He wrote: “Today, I can no longer sing ‘Barbara’ because a woman who wanted to sing ‘Barbara’ with me accused me of rape. I finally want to tell you my truth. I have never, ever abused a woman.
“Hurting a woman would be like kicking my own mother in the stomach.
“A woman came to my house for the first time, with a light step, going up to my room of her own free will. She says today that she was raped there. She came back a second time.
“There has never been any coercion, violence or protest between us. She wanted to sing Barbara’s songs at the Cirque d’Hiver with me. I told him no… She filed a complaint.”
The Life of Pi actor also addressed allegations of sexually inappropriate behaviour on set and insisted he was simply “behaving like a child who wanted to have fun”.
He wrote: “I’ve often done that which others wouldn’t dare to do: pushed limits, shaken certitudes, habits on the set between two takes, between two tensions… to get a laugh.
“Not everyone laughed.
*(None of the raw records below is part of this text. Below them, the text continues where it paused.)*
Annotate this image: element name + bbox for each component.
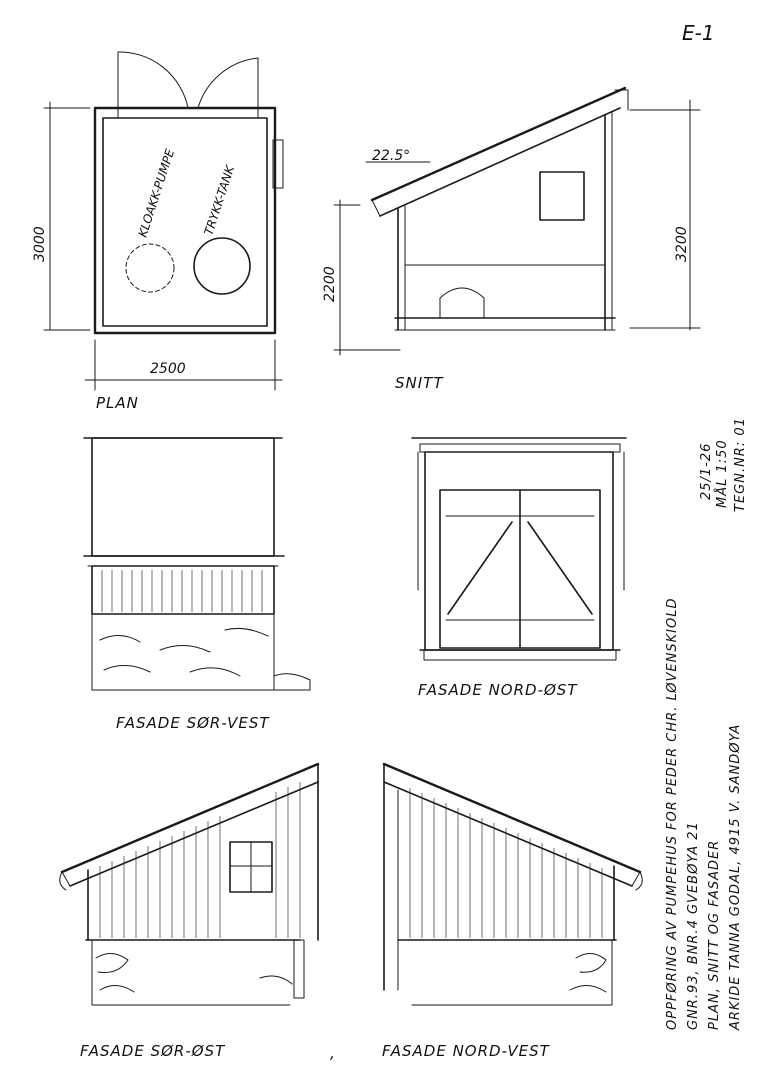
pressure-tank-circle [194, 238, 250, 294]
facade-sor-vest [84, 438, 310, 732]
section-dim-low: 2200 [322, 266, 338, 302]
title-scale: MÅL 1:50 [715, 439, 730, 508]
section-view [322, 88, 700, 392]
plan-dim-depth: 3000 [32, 226, 48, 262]
section-label: SNITT [395, 374, 444, 392]
title-line-4: ARKIDE TANNA GODAL, 4915 V. SANDØYA [728, 723, 743, 1030]
plan-outer-wall [95, 108, 275, 333]
sheet-id: E-1 [682, 21, 715, 45]
section-roof [372, 88, 625, 200]
section-window [540, 172, 584, 220]
plan-view [32, 52, 283, 412]
sor-vest-cladding [92, 566, 274, 614]
plan-inner-wall [103, 118, 267, 326]
sewage-pump-circle [126, 244, 174, 292]
plan-dim-width: 2500 [150, 361, 186, 377]
facade-separator: , [330, 1044, 336, 1062]
plan-equipment-1: KLOAKK-PUMPE [135, 147, 178, 239]
title-block [665, 417, 748, 1031]
plan-equipment-2: TRYKK-TANK [201, 163, 238, 237]
facade-nord-vest-label: FASADE NORD-VEST [382, 1042, 550, 1060]
facade-sor-ost-label: FASADE SØR-ØST [80, 1042, 226, 1060]
facade-nord-ost-label: FASADE NORD-ØST [418, 681, 578, 699]
title-line-3: PLAN, SNITT OG FASADER [707, 839, 722, 1030]
title-date: 25/1-26 [699, 442, 714, 500]
plan-label: PLAN [96, 394, 139, 412]
facade-sor-vest-label: FASADE SØR-VEST [116, 714, 270, 732]
facade-nord-vest [382, 764, 642, 1060]
section-roof-angle: 22.5° [372, 148, 411, 164]
nord-vest-roof [384, 764, 640, 872]
facade-sor-ost [60, 764, 318, 1060]
title-drawing-no: TEGN.NR: 01 [733, 417, 748, 512]
section-dim-high: 3200 [674, 226, 690, 262]
facade-nord-ost [412, 438, 626, 699]
sor-ost-roof [62, 764, 318, 872]
title-line-1: OPPFØRING AV PUMPEHUS FOR PEDER CHR. LØVENSKIOLD [665, 597, 680, 1030]
title-line-2: GNR.93, BNR.4 GVEBØYA 21 [686, 821, 701, 1030]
If, in believing to live the present intensely, I hurt, shocked someone, whoever it was, it was never my intention to hurt, and I beg you to excuse me for behaving like a child who wanted to have fun in a gallery.”
Arnould’s lawyer, Carine Durrieu-Diebolt, said she was “shocked and scandalised” by the letter.
She told radio station France Info: “Mr Depardieu says he is exposing his truth, but it is certainly not Charlotte’s truth and it will certainly not be the one that will be upheld by the courts.”